Filme: Bohemian Rhapsody [Review]

Filme: Bohemian Rhapsody [Review]

A nova onda que vem ganhando força no cinema são as adaptações biográficas de figuras musicais, afinal, você pega um nicho de fãs pronto e ainda trabalha histórias interessantes. A bola da vez é Bohemian Rhapsody, um retrato da carreira de Freddy Mercury e do Queen.

O filme é focado na trajetória de Freddy Mercury (Rami Malek) mostrando como ele conheceu seus companheiros de banda, a ascensão, as polêmicas e os conflitos de uma verdadeira família que conquistou o mundo inteiro com seu talento. No elenco Ben Hardy, Joseph Mazzello, Gwilym Lee, Lucy Boynton e Mike Myers.
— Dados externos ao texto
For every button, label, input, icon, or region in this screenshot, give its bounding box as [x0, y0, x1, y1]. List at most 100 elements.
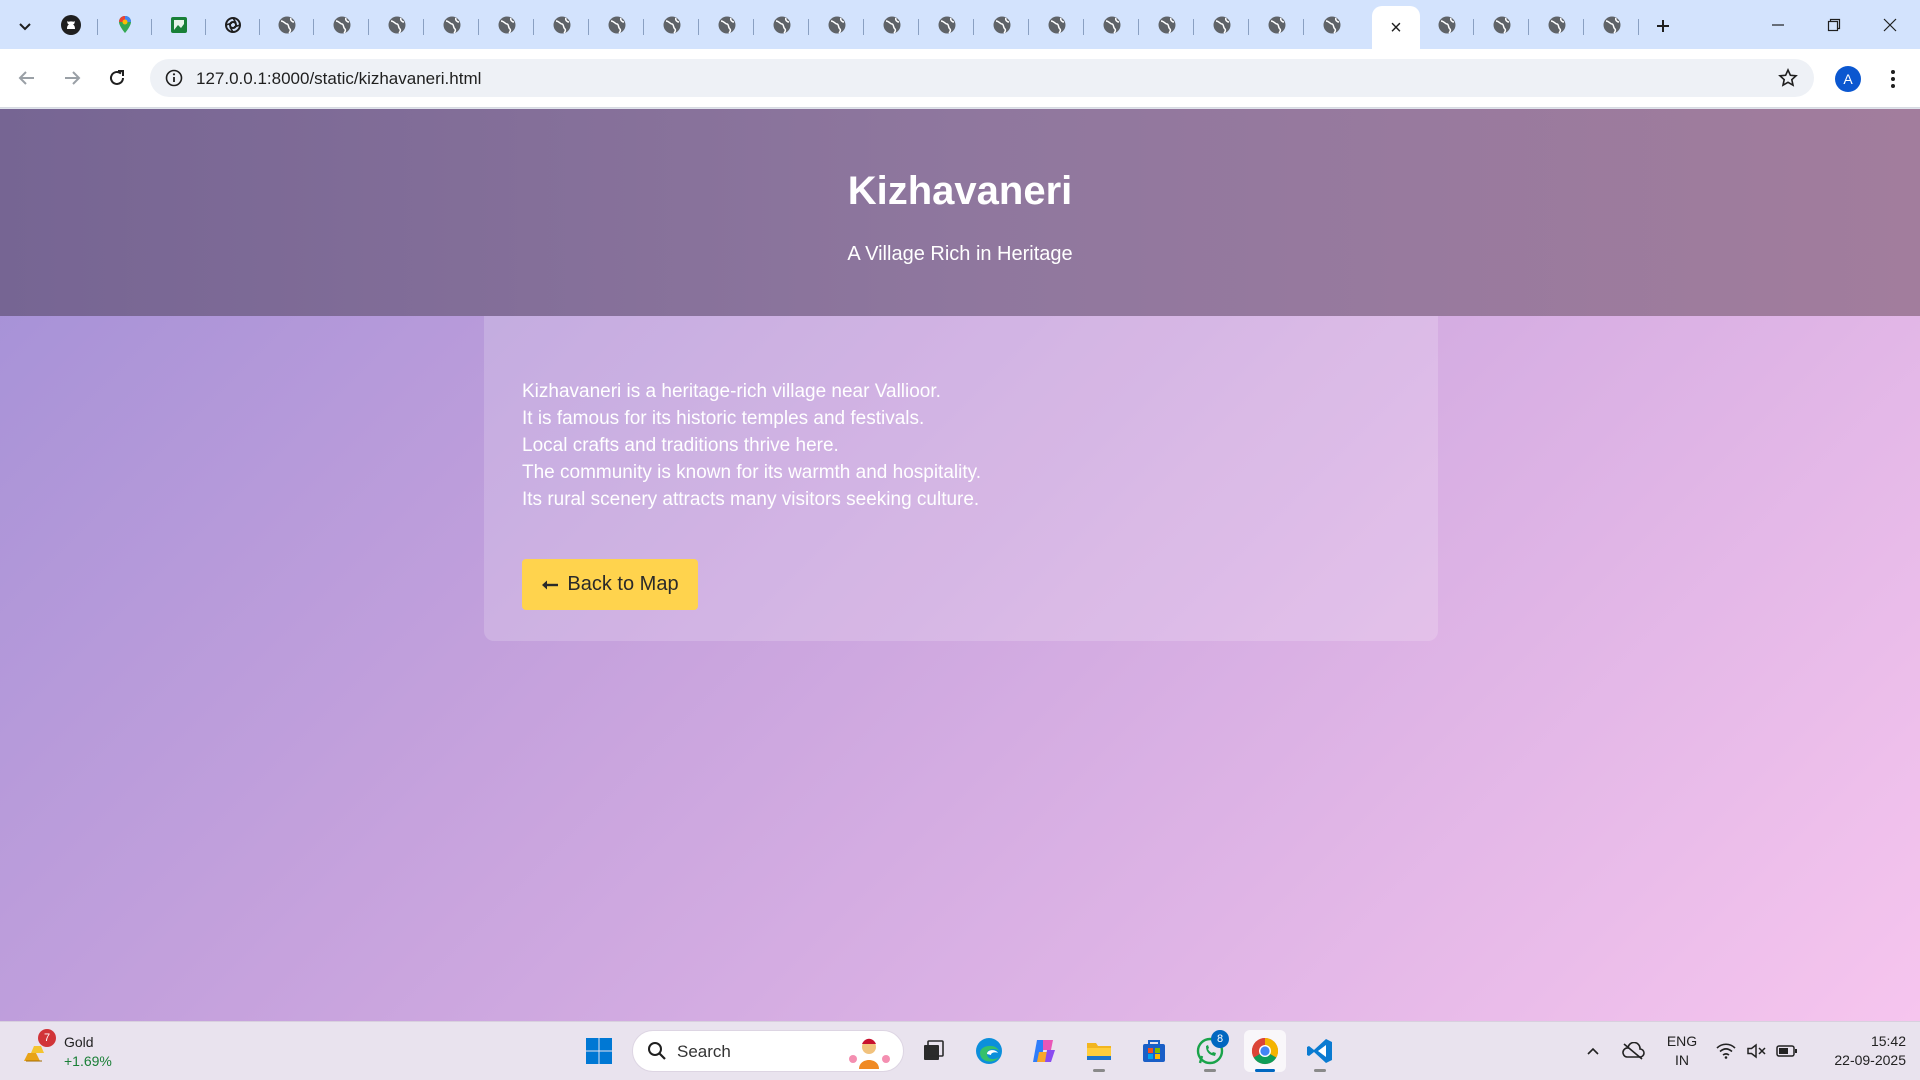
description-text: Kizhavaneri is a heritage-rich village n…: [522, 378, 981, 513]
address-bar[interactable]: 127.0.0.1:8000/static/kizhavaneri.html: [150, 59, 1814, 97]
globe-icon: [553, 16, 571, 34]
volume-muted-icon: [1747, 1043, 1766, 1059]
chrome-app[interactable]: [1244, 1030, 1286, 1072]
tab-globe[interactable]: [590, 6, 644, 44]
system-clock[interactable]: 15:42 22-09-2025: [1810, 1032, 1906, 1070]
arrow-right-icon: [65, 71, 81, 85]
taskbar-search[interactable]: Search: [632, 1030, 904, 1072]
restore-button[interactable]: [1806, 0, 1862, 49]
tab-globe[interactable]: [1420, 6, 1474, 44]
globe-icon: [608, 16, 626, 34]
tab-globe[interactable]: [1585, 6, 1639, 44]
whatsapp-app[interactable]: 8: [1189, 1030, 1231, 1072]
onedrive-tray[interactable]: [1618, 1030, 1648, 1072]
tab-globe[interactable]: [1140, 6, 1194, 44]
arrow-left-icon: [542, 580, 559, 589]
web-page: Kizhavaneri A Village Rich in Heritage K…: [0, 109, 1920, 1021]
arrow-left-icon: [18, 71, 34, 85]
globe-icon: [883, 16, 901, 34]
tab-maps[interactable]: [98, 6, 152, 44]
tab-globe[interactable]: [1475, 6, 1529, 44]
profile-avatar[interactable]: A: [1835, 66, 1861, 92]
tab-github[interactable]: [44, 6, 98, 44]
edge-icon: [976, 1038, 1002, 1064]
globe-icon: [828, 16, 846, 34]
start-button[interactable]: [578, 1030, 620, 1072]
back-nav-button[interactable]: [10, 61, 44, 95]
back-to-map-button[interactable]: Back to Map: [522, 559, 698, 610]
language-code: ENG: [1666, 1033, 1698, 1049]
file-explorer-app[interactable]: [1078, 1030, 1120, 1072]
info-icon: [165, 69, 183, 87]
description-line: It is famous for its historic temples an…: [522, 408, 925, 429]
tab-globe[interactable]: [865, 6, 919, 44]
star-icon: [1778, 68, 1798, 87]
minimize-button[interactable]: [1750, 0, 1806, 49]
tab-globe[interactable]: [1195, 6, 1249, 44]
tab-globe[interactable]: [1030, 6, 1084, 44]
tab-globe[interactable]: [370, 6, 424, 44]
language-indicator[interactable]: ENG IN: [1657, 1032, 1707, 1070]
wifi-tray[interactable]: [1714, 1030, 1738, 1072]
bookmark-button[interactable]: [1776, 66, 1800, 90]
tab-globe[interactable]: [480, 6, 534, 44]
volume-tray[interactable]: [1744, 1030, 1768, 1072]
close-icon: [1883, 18, 1897, 31]
widget-name: Gold: [64, 1034, 94, 1050]
tab-globe[interactable]: [700, 6, 754, 44]
tab-globe[interactable]: [425, 6, 479, 44]
globe-icon: [498, 16, 516, 34]
close-window-button[interactable]: [1862, 0, 1918, 49]
site-info-button[interactable]: [160, 64, 188, 92]
tab-globe[interactable]: [645, 6, 699, 44]
restore-icon: [1827, 18, 1841, 31]
copilot-app[interactable]: [1023, 1030, 1065, 1072]
battery-icon: [1776, 1045, 1797, 1057]
tab-openai[interactable]: [206, 6, 260, 44]
tab-active[interactable]: ×: [1372, 6, 1420, 49]
more-vert-icon: [1891, 70, 1895, 88]
tab-strip: ×: [0, 0, 1920, 49]
tab-globe[interactable]: [920, 6, 974, 44]
clock-date: 22-09-2025: [1834, 1052, 1906, 1068]
globe-icon: [1323, 16, 1341, 34]
globe-icon: [1268, 16, 1286, 34]
tab-globe[interactable]: [755, 6, 809, 44]
edge-app[interactable]: [968, 1030, 1010, 1072]
globe-icon: [1048, 16, 1066, 34]
back-to-map-label: Back to Map: [567, 573, 679, 595]
forward-nav-button[interactable]: [55, 61, 89, 95]
tab-globe[interactable]: [260, 6, 314, 44]
folder-icon: [1087, 1043, 1111, 1060]
task-view-button[interactable]: [912, 1030, 954, 1072]
globe-icon: [1548, 16, 1566, 34]
tab-globe[interactable]: [1305, 6, 1359, 44]
close-tab-icon[interactable]: ×: [1390, 18, 1402, 38]
page-subtitle: A Village Rich in Heritage: [847, 243, 1073, 265]
reload-button[interactable]: [100, 61, 134, 95]
tab-globe[interactable]: [1250, 6, 1304, 44]
show-hidden-icons-button[interactable]: [1580, 1030, 1606, 1072]
tab-globe[interactable]: [535, 6, 589, 44]
tab-globe[interactable]: [1530, 6, 1584, 44]
tab-image-app[interactable]: [152, 6, 206, 44]
region-code: IN: [1675, 1052, 1689, 1068]
whatsapp-badge: 8: [1211, 1030, 1229, 1048]
tab-globe[interactable]: [1085, 6, 1139, 44]
openai-icon: [225, 17, 241, 33]
new-tab-button[interactable]: [1647, 10, 1679, 42]
wifi-icon: [1716, 1043, 1736, 1059]
url-text[interactable]: 127.0.0.1:8000/static/kizhavaneri.html: [196, 69, 481, 89]
tab-globe[interactable]: [810, 6, 864, 44]
vscode-app[interactable]: [1299, 1030, 1341, 1072]
weather-widget[interactable]: 7 Gold +1.69%: [18, 1029, 128, 1073]
battery-tray[interactable]: [1774, 1030, 1800, 1072]
browser-menu-button[interactable]: [1878, 63, 1908, 95]
microsoft-store-app[interactable]: [1133, 1030, 1175, 1072]
chevron-up-icon: [1587, 1047, 1599, 1055]
tab-search-button[interactable]: [9, 10, 41, 42]
tab-globe[interactable]: [315, 6, 369, 44]
tab-globe[interactable]: [975, 6, 1029, 44]
windows-taskbar: 7 Gold +1.69% Search 8 ENG IN 15:42 22-0…: [0, 1021, 1920, 1080]
globe-icon: [1103, 16, 1121, 34]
Uma adaptação biográfica não necessariamente precisa mostrar toda a vida da pessoa, mas sim pegar recortes de momento que caibam dentro de uma narrativa para se construir uma história. A produção trabalhou com supervisão dos membros da banda, o que fica nítido pela abordagem da união entre eles e a sutileza ao tocar em temas polêmicos da vida de Freddy. A maior parte do filme foi dirigida por Bryan Singer, que após desentendimentos abandonou a produção, que acabou sendo finalizada por Dexter Fletcher. Acho que esta mudança se reflete no ritmo do filme, que em boa parte segue com transições criativas e um foco dinâmico nas interações dos personagens, mas um pouco antes do clímax, quando mergulha no drama, fica meio enrolado.

Malek não tem o mesmo porte físico de Mercury, nem sua fisionomia é tão parecida (mesmo com a prótese nos dentes) mas ele consegue convencer como o cantor, evocando seus trejeitos e até a imposição nas falas. A edição da voz ficou perfeita, pois você acredita que aquela voz está saindo 100% do ator. Os outros integrantes da banda são bem trabalhados e desenvolvidos em sua maioria, sem falar que o visual está muito fiel. Focam em momentos da banda onde cada um contribuiu de algum modo para a composição de uma música, ideia para alguma inovação e coisas do gênero, o que reforça a unidade da banda. No segundo ato o filme constrói um vilão para intensificar a trama, uma pessoa que aos poucos corrói a estrutura da banda e é responsável por levar a história a um viés mais dramático e, por mais piegas que seja, acho que funciona bem dentro da proposta. Destaco a participação de Mike Myers e uma referência a um de seus filmes que possui uma cena marcante envolvendo Queen.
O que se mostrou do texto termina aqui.